I think this could be a big boon for mechanistic interpretability, since it's can be a lot more straightforward to interpret a bunch of {-1, 0, 1}s than reals. Not a silver bullet by any means, but it would at least peel back one layer of complexity.

The paper is not about post-training quantization, instead it's quantization aware training (this is more clearly discussed in the original BitNet paper). The representation is ternary {-1, 0, 1} from the start, the network learns to cope with that constraint throughout pre-training instead of getting subjected to brain damage of quantization after training.

Compare this with

• BD Rouhani et al. (Oct 2023) Microscaling Data Formats for Deep Learning

where the Microscaling block number format is used to train a transformer at essentially 4 bits per weight, achieving the same perplexity as with 32 bit floating point weights, see Figure 4 on page 7. If perplexity doesn't change for quantization aware training when going down to 4 bits, it's not too shocking that it doesn't significantly change at 1.6 bits either.

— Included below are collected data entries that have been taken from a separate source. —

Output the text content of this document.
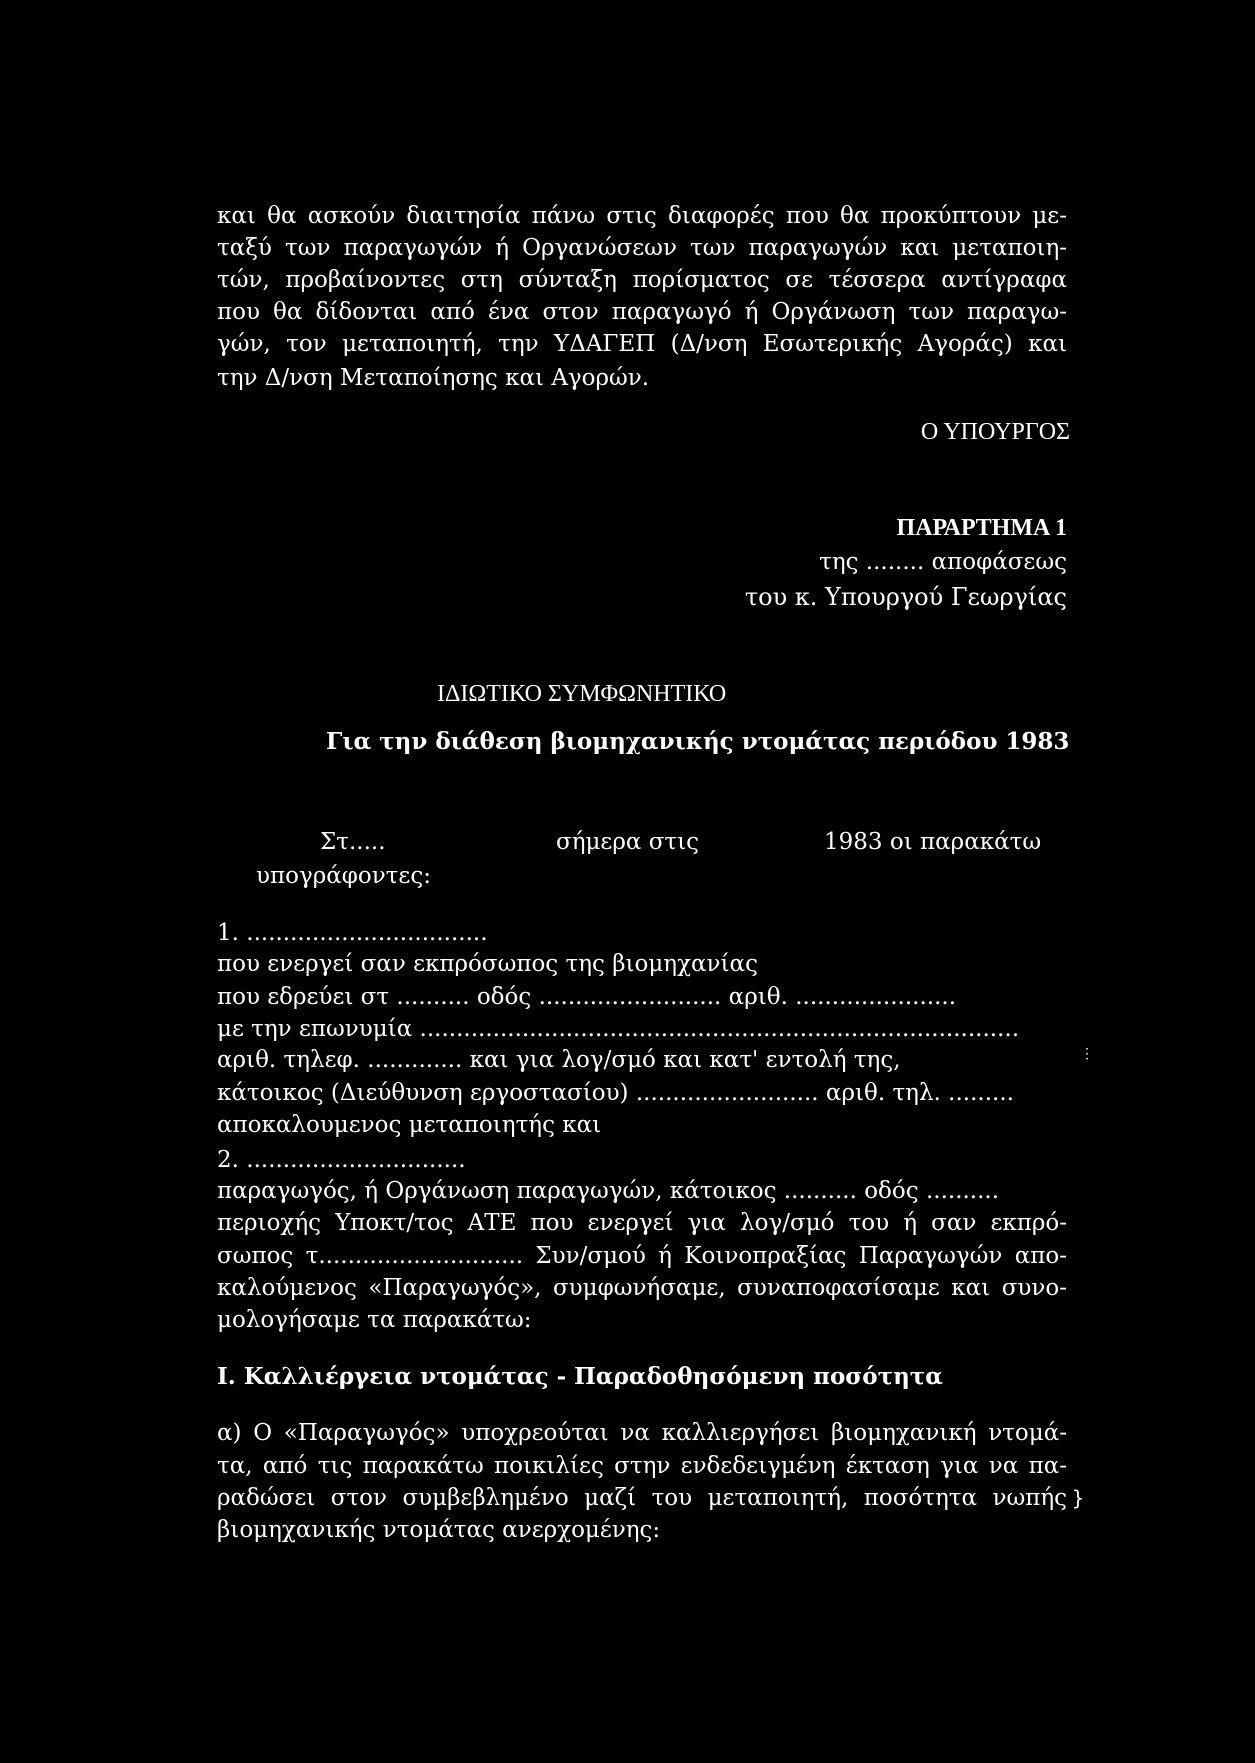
και θα ασκούν διαιτησία πάνω στις διαφορές που θα προκύπτουν με-
ταξύ των παραγωγών ή Οργανώσεων των παραγωγών και μεταποιη-
τών, προβαίνοντες στη σύνταξη πορίσματος σε τέσσερα αντίγραφα
που θα δίδονται από ένα στον παραγωγό ή Οργάνωση των παραγω-
γών, τον μεταποιητή, την ΥΔΑΓΕΠ (Δ/νση Εσωτερικής Αγοράς) και
την Δ/νση Μεταποίησης και Αγορών.
Ο ΥΠΟΥΡΓΟΣ
ΠΑΡΑΡΤΗΜΑ 1
της ........ αποφάσεως
του κ. Υπουργού Γεωργίας
ΙΔΙΩΤΙΚΟ ΣΥΜΦΩΝΗΤΙΚΟ
Για την διάθεση βιομηχανικής ντομάτας περιόδου 1983

Στ.....

	σήμερα στις

	1983 οι παρακάτω

υπογράφοντες:
1. .................................
που ενεργεί σαν εκπρόσωπος της βιομηχανίας
που εδρεύει στ .......... οδός ......................... αριθ. ......................
με την επωνυμία ..................................................................................
αριθ. τηλεφ. ............. και για λογ/σμό και κατ' εντολή της,
κάτοικος (Διεύθυνση εργοστασίου) ......................... αριθ. τηλ. .........
αποκαλουμενος μεταποιητής και
2. ..............................
παραγωγός, ή Οργάνωση παραγωγών, κάτοικος .......... οδός ..........
περιοχής Υποκτ/τος ΑΤΕ που ενεργεί για λογ/σμό του ή σαν εκπρό-
σωπος τ............................ Συν/σμού ή Κοινοπραξίας Παραγωγών απο-
καλούμενος «Παραγωγός», συμφωνήσαμε, συναποφασίσαμε και συνο-
μολογήσαμε τα παρακάτω:
Ι. Καλλιέργεια ντομάτας - Παραδοθησόμενη ποσότητα
α) Ο «Παραγωγός» υποχρεούται να καλλιεργήσει βιομηχανική ντομά-
τα, από τις παρακάτω ποικιλίες στην ενδεδειγμένη έκταση για να πα-
ραδώσει στον συμβεβλημένο μαζί του μεταποιητή, ποσότητα νωπής
βιομηχανικής ντομάτας ανερχομένης:
⋮
}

This is applied to training. It’s not a quantization method.

@Veedrac suppose this pans out and custom hardware is made for such networks.  How much faster/larger/cheaper will this be?

I don't think it can be patched for training to make training itself 1.58 bit (95% confident). I think training (not inference) is where most the money goes to and comes from, so hardware market will not be affected (90%).

Even in the small inference market, chip companies already have 4-8 bit inference accelerators in the oven (99%); they will not estimate the benefits of 1.58 bit to justify the risk of such specialized hardware, so nobody will build more than 100 1-bit or 1.58-bit inference chips (80%).

Old fashioned CPUs have at most 32 threads so will still be slow as heck to run NNs (90%).

I think your question is quite important.